Bhargab Chattopadhyay
- Worked collaboratively on the minimum risk for point estimation function [mr.smd() & mr.cv()]

Keke (Brian) Lai
-Provided several contributed functions based on collaborative projects, former author (of Version 3), former maintainer (versions 2 & 3).

Mark Lachowicz
- Provided UpsES() function and upsilon().

Kem Phillips
-Provided equivalence functions.

Kris Preacher
-Consulted on mediation functions.

Sunthud Pornprasertmanit
-Several contributed functions based on collaborative projects. 

Joe Rausch
-Provided help and discussion on some early functions used in MBESS.

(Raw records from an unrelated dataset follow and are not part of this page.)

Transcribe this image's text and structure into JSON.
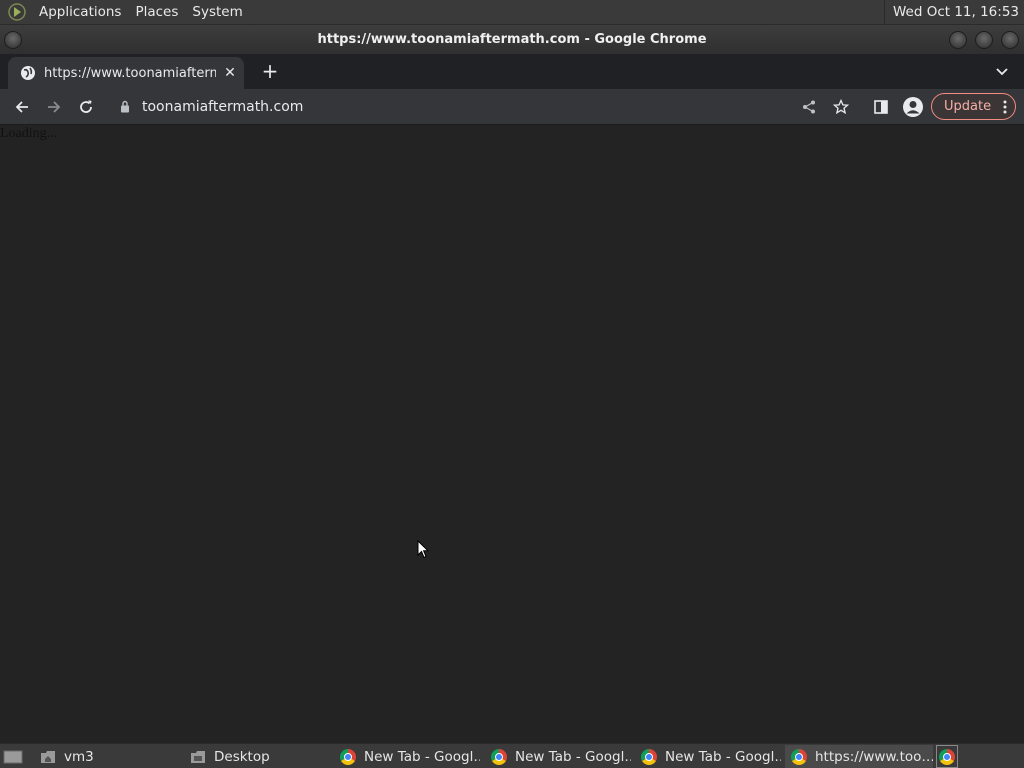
{
  "top_panel": {
    "menus": [
      "Applications",
      "Places",
      "System"
    ],
    "clock": "Wed Oct 11, 16:53"
  },
  "window": {
    "title": "https://www.toonamiaftermath.com - Google Chrome"
  },
  "tabs": [
    {
      "title": "https://www.toonamiaftermath.com",
      "icon": "globe-icon",
      "active": true
    }
  ],
  "toolbar": {
    "url": "toonamiaftermath.com",
    "update_label": "Update"
  },
  "page": {
    "text": "Loading..."
  },
  "taskbar": {
    "items": [
      {
        "label": "vm3",
        "icon": "home-folder-icon"
      },
      {
        "label": "Desktop",
        "icon": "desktop-folder-icon"
      },
      {
        "label": "New Tab - Googl…",
        "icon": "chrome-icon"
      },
      {
        "label": "New Tab - Googl…",
        "icon": "chrome-icon"
      },
      {
        "label": "New Tab - Googl…",
        "icon": "chrome-icon"
      },
      {
        "label": "https://www.too…",
        "icon": "chrome-icon",
        "active": true
      }
    ]
  },
  "colors": {
    "update_accent": "#f28b82",
    "chrome_dark": "#35363a",
    "panel": "#3a3a3a"
  }
}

Leann J. Terry (now Leann J. Terry Diederich)
-Helped with ss.aipe.reliability() function.

Po-Ju Wu
-Helped with vit() function.

Jan Hartman
-Provided bug fix for ss.aipe.reg.coef()

Uri Simonsohn, Jeremy Biesanz, Jochem König
-Suggested that conf.limits.nct() should treat zero noncentrality in accord with any other value of the noncentrailty paramether (and not revert to the central t-distribution when the noncentrailty value was zero).

Wing Ho Man

-Suggested updated for the example used in the mediation() function documentation.

Samantha Anderson

-Provided bug reports and suggested fixes for ci.sc() and sc.anova().

Guy Prochilo

-Asked a question which led to a fix for ss.aipe.sm() regarding negative standardized means.

Giulio Costantini

-Pointed out a mismatch between the behavior of ci.reliability() and the manual.

Keith Widaman

-Pointed out issues with the Holzinger and Swineford dataset.

Licensing Information
The MBESS package is Open Source software that follows the guidelines set forth by the Free Software Foundation's GNU General Public License. Thus, the MBESS software (i.e., code) is freely available to anyone and can be freely modified by anyone (although, if the MBESS package is modified its name must be changed).

Getting and Using MBESS
The MBESS source code, Mac and Windows binaries, and help files are available on the Comprehensive R Archival Network's MBESS page. The easiest way to get MBESS is actually to use install.packages(“MBESS”) at the R command prompt.

Getting Help with MBESS
The MBESS Help files are available here.

History of MBESS
The first public release version (0.0.1) of MBESS was May 6, 2006. MBESS was peer reviewed in Kelley (2007a, Behavior Research Methods) and Kelley (2007b, Journal of Statistical Software). Version 1.0.0 was released in December, 2007, Version 2.0.0 was released in November, 2008, and Version 3.0.0 was released in May, 2010. The new version of MBESS (Version 4.0.0) was released in 2016. MBESS 3.0.0 – 3.3.3 included, my (former) graduate student Keke (Brian) Lai (now at UC Merced) as coauthor. Keke Lai was the maintainer of the package from Version 2.0.0 – 3.3.3 but is no longer.

Citing MBESS

Please cite the articles in which MBESS was peer reviewed as well as the version of MBESS used within your research. Additionally, if you use a function developed in an article, please also cite that article.

Kelley, K. (2017). MBESS (Version 4.0.0 and higher) [computer software and manual]. 
Accessible from http://cran.r-project.org.

Kelley, K. (2007b). Confidence intervals for standardized effect sizes: Theory, application, and implementation. Journal of Statistical Software, 20(8), 1-24.

Kelley, K. (2007a). Methods for the Behavioral, Educational, and Social Sciences: An R Package. Behavior Research Methods, 39, 979–984.